I've always been darn bad at Math. Starting in 8th grade I think. High School Math was awful. I took Geometry because the teacher was cute. Such was my thinking about Math. College Math was no better. If you are a believer in multiple intelligences you'll recognize that we can have great aptitude for some things and not for others. My aptitude is certainly not with Math, although I've learned more Math after school than I did all throughout it. They were just teaching Math as if skill, aptitude, context, etc. did not matter. It was dry, and too fast.

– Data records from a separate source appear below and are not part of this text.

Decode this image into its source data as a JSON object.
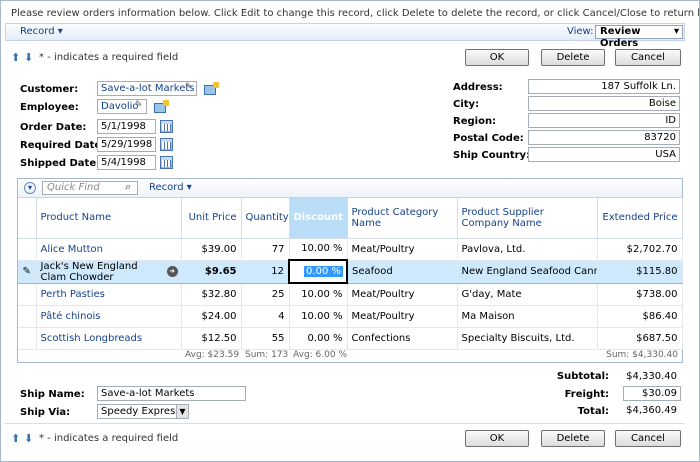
{
  "description": "Please review orders information below. Click Edit to change this record, click Delete to delete the record, or click Cancel/Close to return back.",
  "toolbar": {
    "record_menu": "Record",
    "view_label": "View:",
    "view_value": "Review Orders"
  },
  "required_note": "* - indicates a required field",
  "buttons": {
    "ok": "OK",
    "delete": "Delete",
    "cancel": "Cancel"
  },
  "form": {
    "customer_label": "Customer:",
    "customer_value": "Save-a-lot Markets",
    "employee_label": "Employee:",
    "employee_value": "Davolio",
    "order_date_label": "Order Date:",
    "order_date_value": "5/1/1998",
    "required_date_label": "Required Date:",
    "required_date_value": "5/29/1998",
    "shipped_date_label": "Shipped Date:",
    "shipped_date_value": "5/4/1998",
    "address_label": "Address:",
    "address_value": "187 Suffolk Ln.",
    "city_label": "City:",
    "city_value": "Boise",
    "region_label": "Region:",
    "region_value": "ID",
    "postal_label": "Postal Code:",
    "postal_value": "83720",
    "country_label": "Ship Country:",
    "country_value": "USA"
  },
  "grid": {
    "quick_find_placeholder": "Quick Find",
    "record_menu": "Record",
    "columns": [
      "Product Name",
      "Unit Price",
      "Quantity",
      "Discount",
      "Product Category Name",
      "Product Supplier Company Name",
      "Extended Price"
    ],
    "rows": [
      {
        "name": "Alice Mutton",
        "price": "$39.00",
        "qty": "77",
        "disc": "10.00 %",
        "cat": "Meat/Poultry",
        "supp": "Pavlova, Ltd.",
        "ext": "$2,702.70"
      },
      {
        "name": "Jack's New England Clam Chowder",
        "price": "$9.65",
        "qty": "12",
        "disc": "0.00 %",
        "cat": "Seafood",
        "supp": "New England Seafood Cannery",
        "ext": "$115.80"
      },
      {
        "name": "Perth Pasties",
        "price": "$32.80",
        "qty": "25",
        "disc": "10.00 %",
        "cat": "Meat/Poultry",
        "supp": "G'day, Mate",
        "ext": "$738.00"
      },
      {
        "name": "Pâté chinois",
        "price": "$24.00",
        "qty": "4",
        "disc": "10.00 %",
        "cat": "Meat/Poultry",
        "supp": "Ma Maison",
        "ext": "$86.40"
      },
      {
        "name": "Scottish Longbreads",
        "price": "$12.50",
        "qty": "55",
        "disc": "0.00 %",
        "cat": "Confections",
        "supp": "Specialty Biscuits, Ltd.",
        "ext": "$687.50"
      }
    ],
    "footer": {
      "price": "Avg: $23.59",
      "qty": "Sum: 173",
      "disc": "Avg: 6.00 %",
      "ext": "Sum: $4,330.40"
    }
  },
  "ship": {
    "name_label": "Ship Name:",
    "name_value": "Save-a-lot Markets",
    "via_label": "Ship Via:",
    "via_value": "Speedy Express"
  },
  "totals": {
    "subtotal_label": "Subtotal:",
    "subtotal_value": "$4,330.40",
    "freight_label": "Freight:",
    "freight_value": "$30.09",
    "total_label": "Total:",
    "total_value": "$4,360.49"
  },
  "colors": {
    "accent": "#15428b",
    "selected_row": "#cde9fb",
    "header_selected": "#b9dcf7"
  }
}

On the other hand, I was a wiz with words. I could look at a table with words and make sense of it quickly. I loved history, literature, poetry, argument, politics... you name it, the humanities and I got along very well. I could make sense of strings of words, read voraciously, could articulate my thoughts in writing well early on, and could manipulate language, derive interpretation from literary texts, etc. To this day, when I look at a chart full of numbers I have to truly focus on understanding the relationships. When I look at words on a chart or table, or some such diagram, it is as if the words speak to me. Indeed, many years ago I became a member of Mensa by passing the Millers Analogies Test with a score that surpassed the needed percentile for admission. Hey! words? analogies? I'm there baby. Then again, I let that membership lapse and have never rejoined. Perhaps now they weed out bums like me!
The following quote by Stephen Wright (at least attributed to him) encapsulates well how I think about Math:
"When I turned two I was really anxious, because I'd doubled my age in a year. I thought, if this keeps up, by the time I'm six I'll be ninety."
Of course, my experience in life now has been that the older I get the less I know, even though I get smarter at not knowing some things. A sure sign of intelligence I think.